L’employeur doit en revanche veiller à ne pas mettre fin aux rapports de travail pour des motifs abusifs tels que définis à l’article 336: opinion politique, activité syndicale, religion, orientation sexuelle, etc. Dans ce contexte, la grossesse peut être jugée de manière spécifique. Selon Aurélien Witzig, chargé d’enseignement à la faculté de droit de l’Université de Neuchâtel: «Un juge pourrait considérer, en fonction de toutes les circonstances du cas particulier, que le licenciement d’une femme enceinte pendant le temps d’essai est abusif. Dans ce cas, l’employeur pourrait être condamné à verser une indemnité financière à la femme enceinte ainsi évincée.»

Dans le cadre d’un CDI, l’employeur n’a pas l’obligation de rémunérer le travailleur en cas de maladie, d’accident ou d’accomplissement d’une obligation légale survenant durant les trois mois de temps d’essai. En revanche, si l’un de ces empêchements vient à prolonger la période probatoire au-delà de trois mois, un salaire doit être versé dès le quatrième mois. Le contrat de travail ou une convention collective peuvent cependant prévoir de dispositions plus favorables pour l’employé.

CDD, mandat et travail intérimaire

Le temps d’essai ne s’applique qu’aux nouvelles relations contractuelles. La seule exception concerne l’engagement d’un travailleur intérimaire ayant déjà travaillé dans l’entreprise au préalable. Dans ce cas précis, la relation qui existait alors entre les parties se faisait par le biais d’une entreprise tierce (l’agence de placement). Il est donc considéré que l’embauche du travailleur intérimaire implique un changement important de statut qui légitime une période d’essai. En revanche, aucun temps d’essai n’est prévu lors d’un changement de fonction au sein d’une même entreprise. En cas de lien préalable par contrat de mandat, la durée du mandat doit être déduite du temps d’essai.

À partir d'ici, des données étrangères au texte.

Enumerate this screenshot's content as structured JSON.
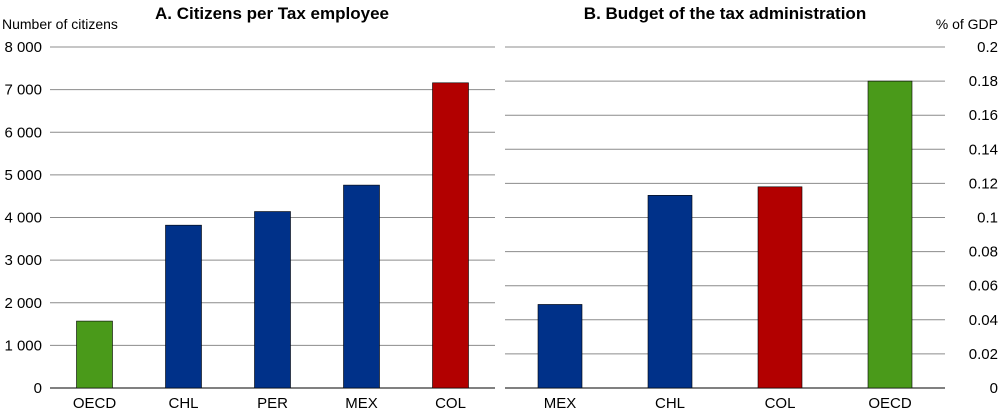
{
  "chart_data": [
    {
      "type": "bar",
      "title": "A. Citizens per Tax employee",
      "ylabel": "Number of citizens",
      "xlabel": "",
      "categories": [
        "OECD",
        "CHL",
        "PER",
        "MEX",
        "COL"
      ],
      "values": [
        1570,
        3820,
        4140,
        4760,
        7160
      ],
      "bar_colors": [
        "#4a9a1a",
        "#003189",
        "#003189",
        "#003189",
        "#b20000"
      ],
      "ylim": [
        0,
        8000
      ],
      "yticks": [
        0,
        1000,
        2000,
        3000,
        4000,
        5000,
        6000,
        7000,
        8000
      ],
      "ytick_labels": [
        "0",
        "1 000",
        "2 000",
        "3 000",
        "4 000",
        "5 000",
        "6 000",
        "7 000",
        "8 000"
      ],
      "y_axis_side": "left",
      "grid": true
    },
    {
      "type": "bar",
      "title": "B. Budget of the tax administration",
      "ylabel": "% of GDP",
      "xlabel": "",
      "categories": [
        "MEX",
        "CHL",
        "COL",
        "OECD"
      ],
      "values": [
        0.049,
        0.113,
        0.118,
        0.18
      ],
      "bar_colors": [
        "#003189",
        "#003189",
        "#b20000",
        "#4a9a1a"
      ],
      "ylim": [
        0,
        0.2
      ],
      "yticks": [
        0,
        0.02,
        0.04,
        0.06,
        0.08,
        0.1,
        0.12,
        0.14,
        0.16,
        0.18,
        0.2
      ],
      "ytick_labels": [
        "0",
        "0.02",
        "0.04",
        "0.06",
        "0.08",
        "0.1",
        "0.12",
        "0.14",
        "0.16",
        "0.18",
        "0.2"
      ],
      "y_axis_side": "right",
      "grid": true
    }
  ]
}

La loi ne prévoit pas de phase probatoire pour un contrat à durée déterminée (CDD), mais les parties sont libres d’en prévoir une par écrit dans le contrat, pour une durée maximum de trois mois. Cela peut être intéressant lors d’un CDD de longue durée (plusieurs années), par exemple.

Cas particuliers

Dans un de ses arrêts, le Tribunal fédéral a prohibé le fait de résilier un contrat de travail après le temps d’essai, pour en recommencer directement un autre avec le même employé incluant à nouveau une phase probatoire. «Quant à la conclusion successive de contrats de durée déterminée (contrats dits à la chaîne), elle peut conduire à contourner la réglementation du temps d’essai et sera par conséquent prohibée», indique le Centre patronal. Par contre, si un travailleur quitte son emploi pour une longue durée (une ou plusieurs années), et revient ensuite dans la même entreprise, un nouveau temps d’essai pourrait être prévu. Les techniques de travail et les compétences de l’employé peuvent en effet avoir évolué durant la période d’absence. Cela ne s’applique a priori pas à des congés de courte durée, soit quelques semaines ou mois.

Le temps d’essai peut-il poser problèmes au niveau des syndicats? A priori pas. Unia indique par exemple que «le temps d’essai n’est pas un thème très proéminent» de son action. «C’est une pratique relativement bien réglée, qui fait partie des us et coutumes au sein des entreprises, remarque Lucas Dubuis, son porte-parole. Le véritable problème concerne le travail temporaire, surtout lorsqu’il s’agit d’une stratégie d’entreprise pour précariser les salariés.»